Introduction
The literature on seafaring in West Africa has focused essentially on the Kru, an indigenous, seafaring people of Liberia and Sierra Leone. Much has been written about their labour recruitment practices, overall contribution to the conduct of maritime trade between West Africa and the wider world, and the social impact of their migrations, settlement and cultural interactions along the West African coastline. A neglected theme is the welfare of stranded and destitute West African seamen in the United Kingdom which generated a humanitarian crisis and controversy between the early 1920s and the mid-1930s.
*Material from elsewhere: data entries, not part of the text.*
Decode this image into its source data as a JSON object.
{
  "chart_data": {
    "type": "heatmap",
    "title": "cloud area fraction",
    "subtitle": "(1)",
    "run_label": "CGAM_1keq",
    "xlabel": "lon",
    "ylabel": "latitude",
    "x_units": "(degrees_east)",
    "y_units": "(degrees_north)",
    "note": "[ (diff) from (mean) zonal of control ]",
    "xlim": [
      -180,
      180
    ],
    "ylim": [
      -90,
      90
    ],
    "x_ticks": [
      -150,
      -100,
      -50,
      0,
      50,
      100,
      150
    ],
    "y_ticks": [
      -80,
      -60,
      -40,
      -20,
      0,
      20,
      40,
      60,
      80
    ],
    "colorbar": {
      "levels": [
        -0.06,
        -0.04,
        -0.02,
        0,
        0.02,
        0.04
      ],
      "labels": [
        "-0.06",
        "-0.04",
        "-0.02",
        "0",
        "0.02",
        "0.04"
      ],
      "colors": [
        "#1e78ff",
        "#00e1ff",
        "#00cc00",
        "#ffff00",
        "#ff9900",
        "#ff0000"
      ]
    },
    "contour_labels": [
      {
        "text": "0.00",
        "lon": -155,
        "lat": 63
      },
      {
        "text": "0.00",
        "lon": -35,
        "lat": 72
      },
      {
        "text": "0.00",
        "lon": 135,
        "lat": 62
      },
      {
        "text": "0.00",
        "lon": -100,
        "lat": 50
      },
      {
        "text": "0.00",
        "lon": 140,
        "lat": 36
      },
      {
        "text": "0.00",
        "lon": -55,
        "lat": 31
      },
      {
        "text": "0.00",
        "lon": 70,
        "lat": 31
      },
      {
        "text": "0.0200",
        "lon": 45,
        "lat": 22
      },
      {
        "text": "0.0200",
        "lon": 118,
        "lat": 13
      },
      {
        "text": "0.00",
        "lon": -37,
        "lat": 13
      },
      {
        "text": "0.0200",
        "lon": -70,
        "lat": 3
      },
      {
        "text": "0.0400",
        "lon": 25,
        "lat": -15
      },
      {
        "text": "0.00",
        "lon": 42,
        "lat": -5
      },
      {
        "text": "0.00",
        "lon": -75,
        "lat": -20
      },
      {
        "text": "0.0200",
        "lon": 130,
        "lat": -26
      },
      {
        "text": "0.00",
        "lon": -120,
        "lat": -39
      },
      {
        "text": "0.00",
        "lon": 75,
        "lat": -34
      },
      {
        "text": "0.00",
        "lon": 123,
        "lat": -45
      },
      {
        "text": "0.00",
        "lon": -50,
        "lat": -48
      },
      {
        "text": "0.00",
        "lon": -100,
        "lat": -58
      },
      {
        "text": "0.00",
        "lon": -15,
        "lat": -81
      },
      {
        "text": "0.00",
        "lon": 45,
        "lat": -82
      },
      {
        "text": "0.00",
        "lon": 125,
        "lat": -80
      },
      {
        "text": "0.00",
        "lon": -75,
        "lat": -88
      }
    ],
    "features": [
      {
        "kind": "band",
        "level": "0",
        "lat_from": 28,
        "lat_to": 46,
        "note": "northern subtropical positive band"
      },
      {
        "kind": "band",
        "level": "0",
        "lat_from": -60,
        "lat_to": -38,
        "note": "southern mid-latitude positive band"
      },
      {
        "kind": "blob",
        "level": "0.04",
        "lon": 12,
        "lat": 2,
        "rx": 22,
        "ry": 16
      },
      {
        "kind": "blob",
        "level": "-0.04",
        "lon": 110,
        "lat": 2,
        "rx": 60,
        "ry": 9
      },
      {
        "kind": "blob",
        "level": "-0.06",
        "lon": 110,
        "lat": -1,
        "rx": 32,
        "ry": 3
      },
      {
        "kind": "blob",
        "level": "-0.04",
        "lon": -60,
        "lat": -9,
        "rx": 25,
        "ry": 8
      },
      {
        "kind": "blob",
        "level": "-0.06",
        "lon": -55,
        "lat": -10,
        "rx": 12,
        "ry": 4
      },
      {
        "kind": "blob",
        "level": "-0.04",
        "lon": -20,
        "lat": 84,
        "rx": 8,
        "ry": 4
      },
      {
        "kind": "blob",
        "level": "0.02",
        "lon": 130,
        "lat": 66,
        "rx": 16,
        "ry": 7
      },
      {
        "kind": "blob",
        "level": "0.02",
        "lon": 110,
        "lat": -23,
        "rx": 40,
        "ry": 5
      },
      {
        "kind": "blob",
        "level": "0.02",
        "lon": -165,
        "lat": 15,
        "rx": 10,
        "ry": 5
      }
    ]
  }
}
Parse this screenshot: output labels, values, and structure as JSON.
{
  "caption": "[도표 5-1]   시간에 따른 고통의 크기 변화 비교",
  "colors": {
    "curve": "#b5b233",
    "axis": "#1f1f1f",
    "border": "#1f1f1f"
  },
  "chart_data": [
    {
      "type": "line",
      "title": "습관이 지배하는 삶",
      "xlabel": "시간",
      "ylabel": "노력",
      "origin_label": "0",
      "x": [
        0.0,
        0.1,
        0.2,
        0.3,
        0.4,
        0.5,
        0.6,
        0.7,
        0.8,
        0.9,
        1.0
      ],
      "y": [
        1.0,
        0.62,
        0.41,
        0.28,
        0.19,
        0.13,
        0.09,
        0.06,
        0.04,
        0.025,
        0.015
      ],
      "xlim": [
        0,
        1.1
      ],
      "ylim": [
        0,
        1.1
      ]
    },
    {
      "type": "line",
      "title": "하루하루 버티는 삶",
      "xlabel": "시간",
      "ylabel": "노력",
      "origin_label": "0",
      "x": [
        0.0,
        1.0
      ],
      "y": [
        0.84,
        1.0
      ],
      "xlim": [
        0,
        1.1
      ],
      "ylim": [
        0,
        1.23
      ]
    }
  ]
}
The seamen's crisis in the immediate post-World War I years was part of the global dislocation that followed the postwar boom of 1918-1920. The magnitude of this crisis might be judged against the claim that a “considerable number, some hundreds, of Africans, had been stranded after the war in…Liverpool, Cardiff, Hull, Manchester and London.” Though the distribution of stranded seamen cannot be established with precision, the large number of persons involved, which ran into the unspecified “hundreds,” is indicative of a major social problem in the aftermath of World War I. It is important to note, however, that its scale cannot be fully appreciated if considered narrowly from the perspective of the few (but fairly representative) examples cited later in this chapter. Nonetheless, these case studies provide valuable insights into the complex nature of the situation that stranded seamen encountered in the interwar years.
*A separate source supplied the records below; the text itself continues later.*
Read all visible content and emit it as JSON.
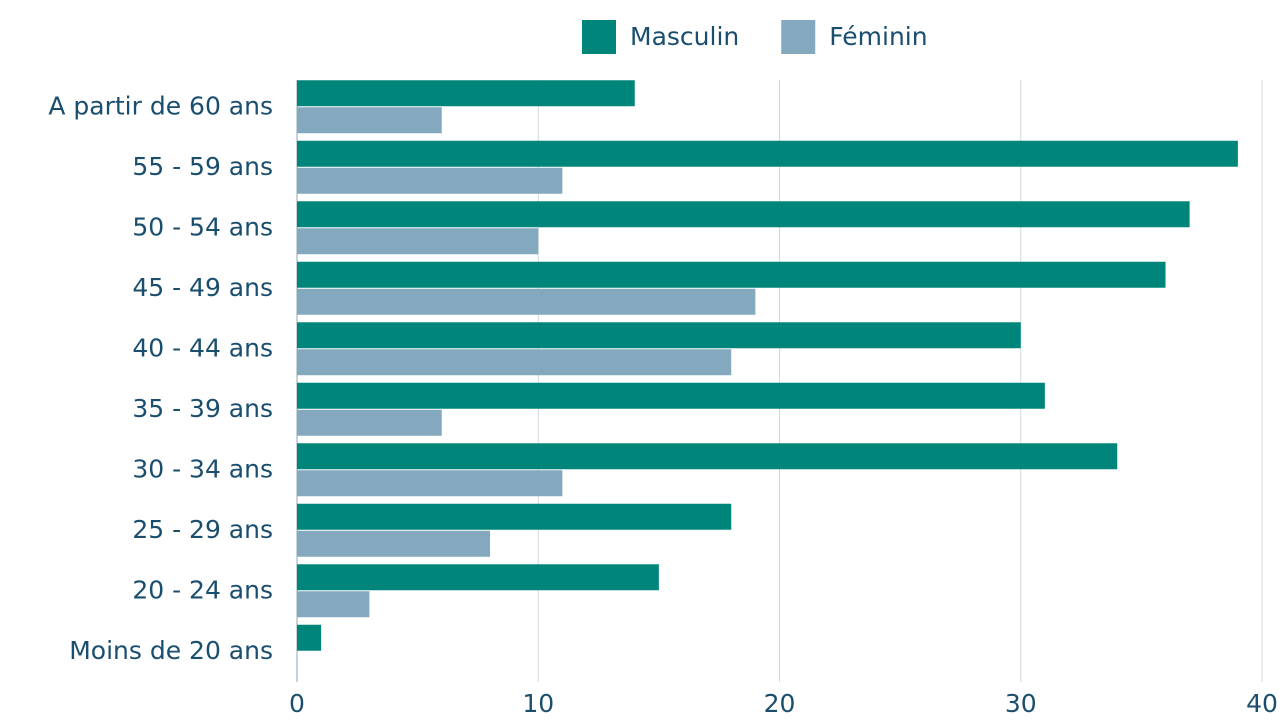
{
  "chart_data": {
    "type": "hbar",
    "categories": [
      "A partir de 60 ans",
      "55 - 59 ans",
      "50 - 54 ans",
      "45 - 49 ans",
      "40 - 44 ans",
      "35 - 39 ans",
      "30 - 34 ans",
      "25 - 29 ans",
      "20 - 24 ans",
      "Moins de 20 ans"
    ],
    "series": [
      {
        "name": "Masculin",
        "color": "#00857a",
        "values": [
          14,
          39,
          37,
          36,
          30,
          31,
          34,
          18,
          15,
          1
        ]
      },
      {
        "name": "Féminin",
        "color": "#84a9bf",
        "values": [
          6,
          11,
          10,
          19,
          18,
          6,
          11,
          8,
          3,
          0
        ]
      }
    ],
    "xlim": [
      0,
      40
    ],
    "xticks": [
      0,
      10,
      20,
      30,
      40
    ],
    "grid": true,
    "legend": "top"
  }
}
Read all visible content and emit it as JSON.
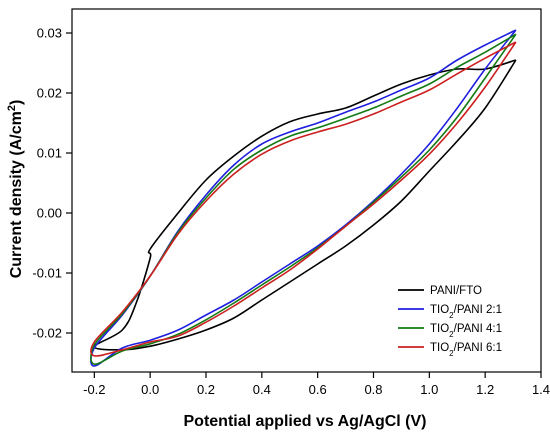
{
  "chart_data": {
    "type": "line",
    "xlabel": "Potential applied vs Ag/AgCl (V)",
    "ylabel_main": "Current density (A/cm",
    "ylabel_sup": "2",
    "ylabel_tail": ")",
    "xlim": [
      -0.28,
      1.4
    ],
    "ylim": [
      -0.0265,
      0.034
    ],
    "xticks": [
      -0.2,
      0.0,
      0.2,
      0.4,
      0.6,
      0.8,
      1.0,
      1.2,
      1.4
    ],
    "xtick_labels": [
      "-0.2",
      "0.0",
      "0.2",
      "0.4",
      "0.6",
      "0.8",
      "1.0",
      "1.2",
      "1.4"
    ],
    "yticks": [
      -0.02,
      -0.01,
      0.0,
      0.01,
      0.02,
      0.03
    ],
    "ytick_labels": [
      "-0.02",
      "-0.01",
      "0.00",
      "0.01",
      "0.02",
      "0.03"
    ],
    "grid": false,
    "legend_position": "bottom-right",
    "series": [
      {
        "name": "PANI/FTO",
        "color": "#000000",
        "x": [
          1.31,
          1.2,
          1.1,
          1.0,
          0.9,
          0.8,
          0.7,
          0.6,
          0.5,
          0.4,
          0.3,
          0.2,
          0.1,
          0.0,
          -0.1,
          -0.2,
          -0.1,
          -0.05,
          0.0,
          0.0,
          0.1,
          0.2,
          0.3,
          0.4,
          0.5,
          0.6,
          0.7,
          0.8,
          0.9,
          1.0,
          1.1,
          1.2,
          1.31
        ],
        "y": [
          0.0255,
          0.0175,
          0.012,
          0.007,
          0.002,
          -0.002,
          -0.0055,
          -0.0085,
          -0.0115,
          -0.0145,
          -0.0175,
          -0.0195,
          -0.021,
          -0.0222,
          -0.0228,
          -0.0223,
          -0.0195,
          -0.015,
          -0.0075,
          -0.006,
          0.0,
          0.0055,
          0.0095,
          0.0128,
          0.0152,
          0.0165,
          0.0175,
          0.0195,
          0.0215,
          0.023,
          0.024,
          0.024,
          0.0255
        ]
      },
      {
        "name": "TIO2/PANI 2:1",
        "color": "#1f1fe0",
        "x": [
          1.31,
          1.2,
          1.1,
          1.0,
          0.9,
          0.8,
          0.7,
          0.6,
          0.5,
          0.4,
          0.3,
          0.2,
          0.1,
          0.0,
          -0.1,
          -0.2,
          -0.2,
          -0.1,
          0.0,
          0.1,
          0.2,
          0.3,
          0.4,
          0.5,
          0.6,
          0.7,
          0.8,
          0.9,
          1.0,
          1.1,
          1.2,
          1.31
        ],
        "y": [
          0.0305,
          0.024,
          0.0175,
          0.0115,
          0.0065,
          0.002,
          -0.002,
          -0.0055,
          -0.0085,
          -0.0115,
          -0.0145,
          -0.017,
          -0.0195,
          -0.0212,
          -0.0225,
          -0.0255,
          -0.0225,
          -0.017,
          -0.0105,
          -0.003,
          0.003,
          0.008,
          0.0115,
          0.0135,
          0.015,
          0.0168,
          0.0185,
          0.0205,
          0.0225,
          0.0255,
          0.028,
          0.0305
        ]
      },
      {
        "name": "TIO2/PANI 4:1",
        "color": "#137a13",
        "x": [
          1.31,
          1.2,
          1.1,
          1.0,
          0.9,
          0.8,
          0.7,
          0.6,
          0.5,
          0.4,
          0.3,
          0.2,
          0.1,
          0.0,
          -0.1,
          -0.2,
          -0.2,
          -0.1,
          0.0,
          0.1,
          0.2,
          0.3,
          0.4,
          0.5,
          0.6,
          0.7,
          0.8,
          0.9,
          1.0,
          1.1,
          1.2,
          1.31
        ],
        "y": [
          0.0298,
          0.0225,
          0.016,
          0.0105,
          0.006,
          0.0018,
          -0.0022,
          -0.0058,
          -0.009,
          -0.012,
          -0.015,
          -0.0178,
          -0.0202,
          -0.0218,
          -0.023,
          -0.0252,
          -0.022,
          -0.0168,
          -0.0105,
          -0.0032,
          0.0025,
          0.0073,
          0.0105,
          0.0128,
          0.0142,
          0.0158,
          0.0175,
          0.0195,
          0.0215,
          0.0243,
          0.0268,
          0.0298
        ]
      },
      {
        "name": "TIO2/PANI 6:1",
        "color": "#cc2020",
        "x": [
          1.31,
          1.2,
          1.1,
          1.0,
          0.9,
          0.8,
          0.7,
          0.6,
          0.5,
          0.4,
          0.3,
          0.2,
          0.1,
          0.0,
          -0.1,
          -0.2,
          -0.2,
          -0.1,
          0.0,
          0.1,
          0.2,
          0.3,
          0.4,
          0.5,
          0.6,
          0.7,
          0.8,
          0.9,
          1.0,
          1.1,
          1.2,
          1.31
        ],
        "y": [
          0.0285,
          0.021,
          0.015,
          0.0098,
          0.0055,
          0.0015,
          -0.0022,
          -0.006,
          -0.0095,
          -0.0125,
          -0.0155,
          -0.0182,
          -0.0205,
          -0.0215,
          -0.0228,
          -0.0238,
          -0.0215,
          -0.0165,
          -0.0105,
          -0.0035,
          0.002,
          0.0065,
          0.0098,
          0.012,
          0.0135,
          0.0148,
          0.0165,
          0.0185,
          0.0205,
          0.0232,
          0.0258,
          0.0285
        ]
      }
    ],
    "legend": [
      {
        "label": "PANI/FTO",
        "color": "#000000",
        "base": "PANI/FTO",
        "sub": "",
        "rest": ""
      },
      {
        "label": "TIO2/PANI 2:1",
        "color": "#1f1fe0",
        "base": "TIO",
        "sub": "2",
        "rest": "/PANI 2:1"
      },
      {
        "label": "TIO2/PANI 4:1",
        "color": "#137a13",
        "base": "TIO",
        "sub": "2",
        "rest": "/PANI 4:1"
      },
      {
        "label": "TIO2/PANI 6:1",
        "color": "#cc2020",
        "base": "TIO",
        "sub": "2",
        "rest": "/PANI 6:1"
      }
    ]
  }
}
This essay reconstructs and contextualizes this episode against the broader canvas of global economic dynamics, pressure-group politics, contemporary race relations and imperial-colonial policy during the interwar years. On the one hand, it analyzes the provisions, interpretation and enforcement of legislation governing desertion by, and the abandonment and destitution of, seamen. On the other, with specific reference to seamen of West African provenance it sheds light on the legal and social (including racial) dimensions of the problem of seamen's welfare and the roles played by the imperial and colonial governments, religious and humanitarian bodies and citizens’ pressure groups in Britain and West Africa to resolve the problem during this period.
A significant contribution of this essay is the demonstration of the diversity of the maritime labour force in colonial West Africa.